En cuanto al área de Salud, Corpacci aseguró que existen 90 agentes ambientales contratados para el control del Dengue por parte de la Nación. Caducaron el 31 de diciembre. Existen 267 personas con contratos de locación de obras que tienen seis meses de antigüedad por lo que continuarán en esa modalidad hasta tanto pueda la provincia cambiar esta situación de revista y “solucionar esta situación de precarización de los empleados de salud”.
A nuestra provincia le caben las generalidades de todas las provincias que encararon un proceso de ajuste, es decir, que a pesar de que la presión tributaria y lo recaudado, son distritos cierran el año con un déficit similar al de 2009, cuando hubo crisis y sequía.
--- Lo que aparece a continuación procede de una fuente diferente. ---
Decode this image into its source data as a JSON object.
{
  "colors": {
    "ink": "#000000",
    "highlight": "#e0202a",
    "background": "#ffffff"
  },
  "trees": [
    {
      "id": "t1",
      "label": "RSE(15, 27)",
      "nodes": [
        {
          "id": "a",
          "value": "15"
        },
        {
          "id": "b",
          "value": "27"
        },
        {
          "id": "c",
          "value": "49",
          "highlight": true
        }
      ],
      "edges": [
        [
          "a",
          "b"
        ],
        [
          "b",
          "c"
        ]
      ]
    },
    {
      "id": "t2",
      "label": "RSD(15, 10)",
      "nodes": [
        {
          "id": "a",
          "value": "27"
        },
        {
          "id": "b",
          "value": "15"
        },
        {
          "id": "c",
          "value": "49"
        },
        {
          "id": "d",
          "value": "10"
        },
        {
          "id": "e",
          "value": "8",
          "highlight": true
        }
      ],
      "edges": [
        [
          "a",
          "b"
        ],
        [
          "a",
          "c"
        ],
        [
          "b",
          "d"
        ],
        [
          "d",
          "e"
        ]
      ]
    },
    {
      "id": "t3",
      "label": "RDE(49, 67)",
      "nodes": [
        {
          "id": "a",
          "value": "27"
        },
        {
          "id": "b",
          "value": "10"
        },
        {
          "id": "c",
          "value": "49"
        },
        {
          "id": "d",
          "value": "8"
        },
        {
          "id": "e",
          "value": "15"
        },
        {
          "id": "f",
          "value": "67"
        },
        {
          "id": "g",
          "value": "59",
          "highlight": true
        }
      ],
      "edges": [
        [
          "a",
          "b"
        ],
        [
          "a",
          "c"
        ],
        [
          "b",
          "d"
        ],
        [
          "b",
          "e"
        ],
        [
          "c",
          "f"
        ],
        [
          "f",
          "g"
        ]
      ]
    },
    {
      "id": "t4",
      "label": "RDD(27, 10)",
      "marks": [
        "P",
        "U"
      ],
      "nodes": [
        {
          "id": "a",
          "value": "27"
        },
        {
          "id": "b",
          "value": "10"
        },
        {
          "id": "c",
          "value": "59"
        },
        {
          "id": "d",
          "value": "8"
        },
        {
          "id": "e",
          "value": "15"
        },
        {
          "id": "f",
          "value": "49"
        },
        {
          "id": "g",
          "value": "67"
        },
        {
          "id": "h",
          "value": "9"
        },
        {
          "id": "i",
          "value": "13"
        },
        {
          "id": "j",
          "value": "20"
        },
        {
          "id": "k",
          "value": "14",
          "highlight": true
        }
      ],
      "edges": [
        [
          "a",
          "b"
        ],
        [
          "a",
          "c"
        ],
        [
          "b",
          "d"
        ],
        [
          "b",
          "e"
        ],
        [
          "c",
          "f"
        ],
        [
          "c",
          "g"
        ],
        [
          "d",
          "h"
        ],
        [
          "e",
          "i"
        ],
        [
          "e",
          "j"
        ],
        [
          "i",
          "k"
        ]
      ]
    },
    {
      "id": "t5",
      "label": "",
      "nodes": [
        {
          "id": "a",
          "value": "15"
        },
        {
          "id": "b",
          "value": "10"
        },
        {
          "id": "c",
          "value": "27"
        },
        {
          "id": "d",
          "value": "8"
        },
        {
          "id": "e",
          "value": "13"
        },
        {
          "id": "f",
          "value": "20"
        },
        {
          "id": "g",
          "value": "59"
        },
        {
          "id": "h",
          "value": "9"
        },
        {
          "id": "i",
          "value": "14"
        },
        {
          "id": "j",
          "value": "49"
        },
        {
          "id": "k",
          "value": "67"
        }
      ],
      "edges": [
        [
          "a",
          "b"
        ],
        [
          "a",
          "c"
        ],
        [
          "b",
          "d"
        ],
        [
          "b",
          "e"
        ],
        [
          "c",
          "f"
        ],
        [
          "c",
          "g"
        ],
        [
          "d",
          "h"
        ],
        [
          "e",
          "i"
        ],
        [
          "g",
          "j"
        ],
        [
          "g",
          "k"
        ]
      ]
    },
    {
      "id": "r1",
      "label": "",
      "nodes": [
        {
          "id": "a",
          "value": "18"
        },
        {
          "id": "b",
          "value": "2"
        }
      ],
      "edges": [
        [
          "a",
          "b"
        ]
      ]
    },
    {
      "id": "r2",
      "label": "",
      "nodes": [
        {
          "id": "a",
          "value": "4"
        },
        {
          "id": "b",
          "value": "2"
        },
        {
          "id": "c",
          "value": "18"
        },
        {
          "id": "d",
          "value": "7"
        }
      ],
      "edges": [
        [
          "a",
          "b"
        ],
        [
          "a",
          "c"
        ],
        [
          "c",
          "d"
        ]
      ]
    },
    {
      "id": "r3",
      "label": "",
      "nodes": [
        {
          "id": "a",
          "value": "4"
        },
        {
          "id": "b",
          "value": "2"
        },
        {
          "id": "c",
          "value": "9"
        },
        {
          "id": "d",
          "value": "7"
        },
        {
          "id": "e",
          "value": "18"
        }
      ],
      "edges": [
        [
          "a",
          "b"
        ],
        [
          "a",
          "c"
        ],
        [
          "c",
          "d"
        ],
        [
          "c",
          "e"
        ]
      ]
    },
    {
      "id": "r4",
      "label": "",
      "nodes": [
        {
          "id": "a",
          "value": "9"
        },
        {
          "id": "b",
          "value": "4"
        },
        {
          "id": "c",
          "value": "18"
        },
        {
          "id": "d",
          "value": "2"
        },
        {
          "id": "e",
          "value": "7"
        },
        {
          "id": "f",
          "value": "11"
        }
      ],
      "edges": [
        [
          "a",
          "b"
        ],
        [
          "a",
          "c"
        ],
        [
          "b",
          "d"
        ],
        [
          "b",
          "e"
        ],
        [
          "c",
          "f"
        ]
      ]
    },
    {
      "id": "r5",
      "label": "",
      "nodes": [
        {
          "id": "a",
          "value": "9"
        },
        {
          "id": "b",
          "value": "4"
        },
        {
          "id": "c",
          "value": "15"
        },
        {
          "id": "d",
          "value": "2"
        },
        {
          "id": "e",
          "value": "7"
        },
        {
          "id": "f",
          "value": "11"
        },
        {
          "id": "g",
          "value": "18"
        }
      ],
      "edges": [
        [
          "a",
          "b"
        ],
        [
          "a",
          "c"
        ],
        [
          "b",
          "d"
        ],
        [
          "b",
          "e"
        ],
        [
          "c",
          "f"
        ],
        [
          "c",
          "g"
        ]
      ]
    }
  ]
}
La situación se complica aun más por la recurrente asistencia que reclaman los municipios.
Hay muchas formas de reducir los gastos exorbitantes del Estado catamarqueño, un caso digno de mencionarse es la decisión de la Secretaria de Deportes de terminar el contrato con el equipo de vóley que cuesta una millonada sin que nadie sepa bien para qué.
Ir contra los gastos superfluos o contra las erogaciones millonarias que demanda la corrupción puede justificarse socialmente, pero no tanto ir contra la designación de personal; aunque tampoco aparece en el centro de la mira del nuevo Gobierno las “designaciones injustas”, como se dice. Hay cientos de ejemplos que así lo demuestran.
La cuestión de fondo es hasta dónde es necesario ir. Hasta dónde es necesario corregir injusticias y si existe voluntad política para hacerlo. Nadie puede creer que dando de baja a cerca de 1000 nuevos empleados, que entraron por la ventana claro, las cuentas provinciales se salvan. Todo parece indicar que habrá más anuncios; ojalá sean los que todos queremos escuchar, como los que anunció Deportes, los recortes o ajustes en gastos superfluos y corrupción.